Not Going Broke Over Spring Break

March 4, 2024

Dear Conflict Coach—

I have a great group of friends. We all met at GW last semester and we hang out all the time. I feel really comfortable around them and they’ve been a great support for my first semester here.

I’ve always noticed that they spent more money than I do, but mostly it didn’t affect our friendship. Sometimes they wanted to go out for expensive dinners, and I suggested somewhere good and less expensive. While I think of my family and my financial situation as comfortable, being at GW is a big deal financially and I don’t have lots of my own spending money.

My friends are all planning a big spring break trip and there is no way I can afford to go. It’s not even a question. They’ve assumed I’m going and are planning that way. No one has asked me for money yet, but I know they will. I can’t pay and I don’t want to tell them that. While I’ll miss them, it’s really fine with me if they go without me, but I think they will feel badly doing that. How can I keep up my good friendships and my good finances?


Not Going Broke Over Spring Break

Dear Not Going Broke—

First, I’m so glad that you’ve found a wonderful and supportive group of friends. Also, I’m sorry that you are having to wrestle with differences in finances and how to discuss them. The good news is that good friends can and do manage such differences.

Since you are confident that you are not going, I’m not going to write about whether or not you should go. I want to respect your decision not to go and to prioritize your financial stability. I think that’s a mature and positive decision.

I also don’t think there’s much to debate about when to tell your friends you’re not going. While it seems unfortunate that they assumed you were going, it sounds like they did it from an intention of kindness to include the whole group. Since they’ve assumed you’re going and since they seem to be making plans that include you going, it’s important for you to tell them as soon as possible that you’re not going. That minimizes the financial and logistical impact to those planning.

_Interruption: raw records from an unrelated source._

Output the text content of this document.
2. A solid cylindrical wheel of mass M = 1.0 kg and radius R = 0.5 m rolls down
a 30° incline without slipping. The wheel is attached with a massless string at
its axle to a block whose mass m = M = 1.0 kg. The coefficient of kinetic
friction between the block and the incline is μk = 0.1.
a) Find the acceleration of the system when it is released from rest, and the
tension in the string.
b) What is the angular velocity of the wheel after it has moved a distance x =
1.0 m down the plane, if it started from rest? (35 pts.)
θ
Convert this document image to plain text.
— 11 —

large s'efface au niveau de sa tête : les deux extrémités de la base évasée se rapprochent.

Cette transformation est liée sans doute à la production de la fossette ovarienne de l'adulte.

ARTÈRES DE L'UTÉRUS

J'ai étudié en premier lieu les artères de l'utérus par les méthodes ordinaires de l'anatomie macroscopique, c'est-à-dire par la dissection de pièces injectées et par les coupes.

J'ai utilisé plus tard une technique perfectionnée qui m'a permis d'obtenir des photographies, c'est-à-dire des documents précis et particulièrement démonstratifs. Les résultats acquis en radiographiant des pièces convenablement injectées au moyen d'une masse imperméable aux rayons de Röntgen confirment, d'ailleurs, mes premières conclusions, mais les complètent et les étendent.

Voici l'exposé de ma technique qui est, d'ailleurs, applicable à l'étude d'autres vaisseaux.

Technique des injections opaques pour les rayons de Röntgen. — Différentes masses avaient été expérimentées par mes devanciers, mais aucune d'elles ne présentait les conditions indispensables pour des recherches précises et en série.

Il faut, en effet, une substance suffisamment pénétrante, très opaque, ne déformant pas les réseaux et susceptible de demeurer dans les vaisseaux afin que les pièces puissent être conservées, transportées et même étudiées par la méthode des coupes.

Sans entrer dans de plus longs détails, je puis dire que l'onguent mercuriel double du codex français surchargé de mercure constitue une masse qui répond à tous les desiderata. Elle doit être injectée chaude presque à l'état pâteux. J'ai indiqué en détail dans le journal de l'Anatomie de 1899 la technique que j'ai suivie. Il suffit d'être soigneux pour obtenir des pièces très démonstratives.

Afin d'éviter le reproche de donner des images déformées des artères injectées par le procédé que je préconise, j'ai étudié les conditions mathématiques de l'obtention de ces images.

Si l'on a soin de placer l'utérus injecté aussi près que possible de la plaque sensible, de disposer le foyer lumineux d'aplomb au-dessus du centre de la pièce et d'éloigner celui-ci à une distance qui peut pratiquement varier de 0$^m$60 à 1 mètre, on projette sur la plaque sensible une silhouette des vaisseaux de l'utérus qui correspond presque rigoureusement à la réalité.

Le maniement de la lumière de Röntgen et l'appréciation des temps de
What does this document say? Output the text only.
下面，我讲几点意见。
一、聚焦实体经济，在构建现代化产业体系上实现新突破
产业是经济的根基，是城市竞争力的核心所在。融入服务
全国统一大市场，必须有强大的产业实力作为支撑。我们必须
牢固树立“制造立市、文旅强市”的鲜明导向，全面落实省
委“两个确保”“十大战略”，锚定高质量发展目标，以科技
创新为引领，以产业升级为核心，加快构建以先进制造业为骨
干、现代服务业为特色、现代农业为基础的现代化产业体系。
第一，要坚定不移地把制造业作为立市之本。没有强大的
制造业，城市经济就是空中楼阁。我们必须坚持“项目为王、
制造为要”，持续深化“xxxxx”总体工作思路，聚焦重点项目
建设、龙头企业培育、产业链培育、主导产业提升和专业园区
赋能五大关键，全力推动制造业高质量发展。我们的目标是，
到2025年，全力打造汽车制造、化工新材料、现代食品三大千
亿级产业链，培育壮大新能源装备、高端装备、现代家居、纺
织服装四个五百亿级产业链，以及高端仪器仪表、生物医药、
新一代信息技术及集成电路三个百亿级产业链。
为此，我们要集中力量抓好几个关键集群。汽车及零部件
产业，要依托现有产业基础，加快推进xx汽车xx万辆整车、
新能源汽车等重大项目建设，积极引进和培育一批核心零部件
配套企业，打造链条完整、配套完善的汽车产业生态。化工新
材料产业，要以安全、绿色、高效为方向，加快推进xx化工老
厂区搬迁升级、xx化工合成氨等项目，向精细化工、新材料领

The real debate is what will you tell them about why you’re not going. As with all personal decisions, I think this is entirely up to you. I advise against saying things that are untrue, because they’re likely to complicate matters later. That said, I think you could choose what reasons to share—and you might have any number of reasons for not going. Maybe you’re not that excited about the destination. Maybe you want to be prepared for a big test that comes right after break. Maybe you want to be in D.C. for spring and the cherry blossoms. Maybe you want to go home or your family expects you to go home. Maybe you have to work. All of those are possibly true reasons for you to not go on this trip. While I do not think you should lie, I think it’s appropriate to be thoughtful about what personal information you share with whom—and I think those who care about you should respect your privacy.

Having said that you have no obligation to share the financial reason you won’t go (which might be the truest), I also know that, especially among close friends, that level of authenticity can be really meaningful and important. Telling your friends this will help them be considerate and inclusive of you—and is a good reminder to be thoughtful about how our collective decisions might impact friend group members who aren’t comfortable sharing details.